I'm not really asking for a proof that "nothing exists" is true or false, as I know there exists no such proof. I was just trying to point out the fact that there's no sensible reason to believe "thought happens" is more true than "I exist", which you seem to have implied in your post.

That was the basic problem with Descartes. He thought he found a fundamental assertion which was somehow more "true" than any other assertion. Descartes was simply naive about language, as there are no fundamental assertions of any kind. If there were, people would never be able to learn to speak.

I don't think I can prove anything except in the context of formal mathematics.

Not quite. If you accept the rules which allow for the existence of proofs in math, you must accept the consequence that those rules may be applied to other systems of thought (eg. boolean logic, scientific languages, etc.)

If, on the other hand, you require proofs to refer to anything other than the system (or context) in which they were produced, then not even math can be used to prove anything.

maybe I could convince at least someone that "nothing happens" is necessarily false.

You can always convince someone who already agrees with you that "nothing happens" is false, but that amounts to very little.

Or maybe I could just convince myself.

Exactly how does one convince himself? Do you take two personalities and start a philosophical discussion between them? (just kidding)
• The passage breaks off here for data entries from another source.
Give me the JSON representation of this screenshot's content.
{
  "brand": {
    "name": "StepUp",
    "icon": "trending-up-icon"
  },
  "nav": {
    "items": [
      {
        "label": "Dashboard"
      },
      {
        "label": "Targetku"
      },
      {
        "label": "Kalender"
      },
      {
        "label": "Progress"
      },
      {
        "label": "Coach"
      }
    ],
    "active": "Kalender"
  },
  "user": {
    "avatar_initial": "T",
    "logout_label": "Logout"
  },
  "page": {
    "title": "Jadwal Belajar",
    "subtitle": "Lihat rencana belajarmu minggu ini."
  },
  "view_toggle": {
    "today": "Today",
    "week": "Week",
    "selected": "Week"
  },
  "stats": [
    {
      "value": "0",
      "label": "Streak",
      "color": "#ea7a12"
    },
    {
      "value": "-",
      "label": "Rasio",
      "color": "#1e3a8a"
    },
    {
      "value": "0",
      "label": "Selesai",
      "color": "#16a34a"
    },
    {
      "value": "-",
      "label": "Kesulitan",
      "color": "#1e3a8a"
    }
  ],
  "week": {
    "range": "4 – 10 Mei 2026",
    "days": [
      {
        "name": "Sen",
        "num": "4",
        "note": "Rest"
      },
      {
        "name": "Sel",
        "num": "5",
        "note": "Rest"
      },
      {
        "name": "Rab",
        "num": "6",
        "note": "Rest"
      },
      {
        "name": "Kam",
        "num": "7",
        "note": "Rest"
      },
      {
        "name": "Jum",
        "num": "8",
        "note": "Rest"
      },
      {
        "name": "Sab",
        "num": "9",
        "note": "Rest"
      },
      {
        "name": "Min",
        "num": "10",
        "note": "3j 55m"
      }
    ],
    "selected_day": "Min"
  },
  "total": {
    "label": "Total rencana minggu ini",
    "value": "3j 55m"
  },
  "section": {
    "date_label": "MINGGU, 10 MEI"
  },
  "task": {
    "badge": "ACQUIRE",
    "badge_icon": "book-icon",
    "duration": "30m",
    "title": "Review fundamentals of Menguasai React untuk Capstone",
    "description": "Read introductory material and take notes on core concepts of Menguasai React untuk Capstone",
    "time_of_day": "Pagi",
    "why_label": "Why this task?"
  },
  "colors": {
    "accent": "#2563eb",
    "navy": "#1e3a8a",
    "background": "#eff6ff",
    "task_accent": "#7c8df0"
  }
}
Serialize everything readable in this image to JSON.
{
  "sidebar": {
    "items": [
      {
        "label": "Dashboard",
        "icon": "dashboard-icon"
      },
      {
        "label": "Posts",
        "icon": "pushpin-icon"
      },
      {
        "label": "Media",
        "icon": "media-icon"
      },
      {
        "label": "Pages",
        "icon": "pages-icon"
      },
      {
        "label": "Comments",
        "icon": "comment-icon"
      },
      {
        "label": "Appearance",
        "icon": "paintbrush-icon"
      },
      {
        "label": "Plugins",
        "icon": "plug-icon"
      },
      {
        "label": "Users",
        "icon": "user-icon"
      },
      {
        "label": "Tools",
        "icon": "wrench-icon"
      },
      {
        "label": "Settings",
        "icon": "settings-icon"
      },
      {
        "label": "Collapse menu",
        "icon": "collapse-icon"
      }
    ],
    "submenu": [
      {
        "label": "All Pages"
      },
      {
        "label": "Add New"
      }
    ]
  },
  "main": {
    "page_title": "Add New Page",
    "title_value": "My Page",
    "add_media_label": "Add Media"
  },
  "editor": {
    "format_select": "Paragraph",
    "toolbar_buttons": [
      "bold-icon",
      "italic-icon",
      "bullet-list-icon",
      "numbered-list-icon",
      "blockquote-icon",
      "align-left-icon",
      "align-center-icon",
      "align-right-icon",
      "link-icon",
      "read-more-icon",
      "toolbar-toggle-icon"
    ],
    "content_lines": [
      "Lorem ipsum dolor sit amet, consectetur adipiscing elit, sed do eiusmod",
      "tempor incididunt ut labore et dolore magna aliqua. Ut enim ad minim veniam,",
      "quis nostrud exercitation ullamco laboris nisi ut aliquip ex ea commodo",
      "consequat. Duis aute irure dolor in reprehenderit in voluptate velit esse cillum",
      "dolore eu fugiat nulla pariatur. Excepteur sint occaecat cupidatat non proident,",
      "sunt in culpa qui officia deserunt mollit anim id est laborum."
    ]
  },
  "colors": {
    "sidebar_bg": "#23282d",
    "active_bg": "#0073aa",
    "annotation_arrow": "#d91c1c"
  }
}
There's no such thing as "convincing myself". By the time you set out to convince yourself, you already are convinced. "Something" convinced you, just like "something" convinced you that "I exist" or "thought happens" are true, and "nothing exists" is false.

To show that "nothing happens" is false, it is sufficient to produce a single counterexample. A counterexample would be something that happens. I know from direct personal experience that thought happens. QED

Nope. I could give you a hard time on that one too.

Now, you tacked on a baffling parenthetical assertion:

"(if "thought" is mutually exclusive with "nothing" then the two sentences can't possibly be true at the same time)"

Your premise states that "'thought' is mutually exclusive with 'nothing'". That is hard for me to swallow.


It wasn't a premise as I preceded it with "if". If A then B, that's all I said. I didn't assert that A is true.

Thought and nothing are concepts of a different type.

Are they? Says who? I preceded my assertion with "if", but you seem bold enough to assert that you know what "thought" is...

Similarly, I can have thought and nothing present or absent ...

Sure, but first you have to prove you can think without a brain, as "brain" is often perceived as being mutually exclusive with "nothing" (again, notice I'm not claiming I know what "brain" is, just pointing out a linguistic detail)

1) The astronauts may have left a box with nothing in it on the moon. In that vicinity, there is no thought and nothing in the box.

Exactly how do you know there is no thought? How does one go about proving the absence of it?

2) While they placed the box there, the astronauts were thinking, so there was thought and still nothing in the box.

I could just as well say you are thinking about the contents of the box, therefore the box is not really "empty" as it contains your awareness of its inside. Something like that. You get the idea.

Thanks for the fun

You're welcome.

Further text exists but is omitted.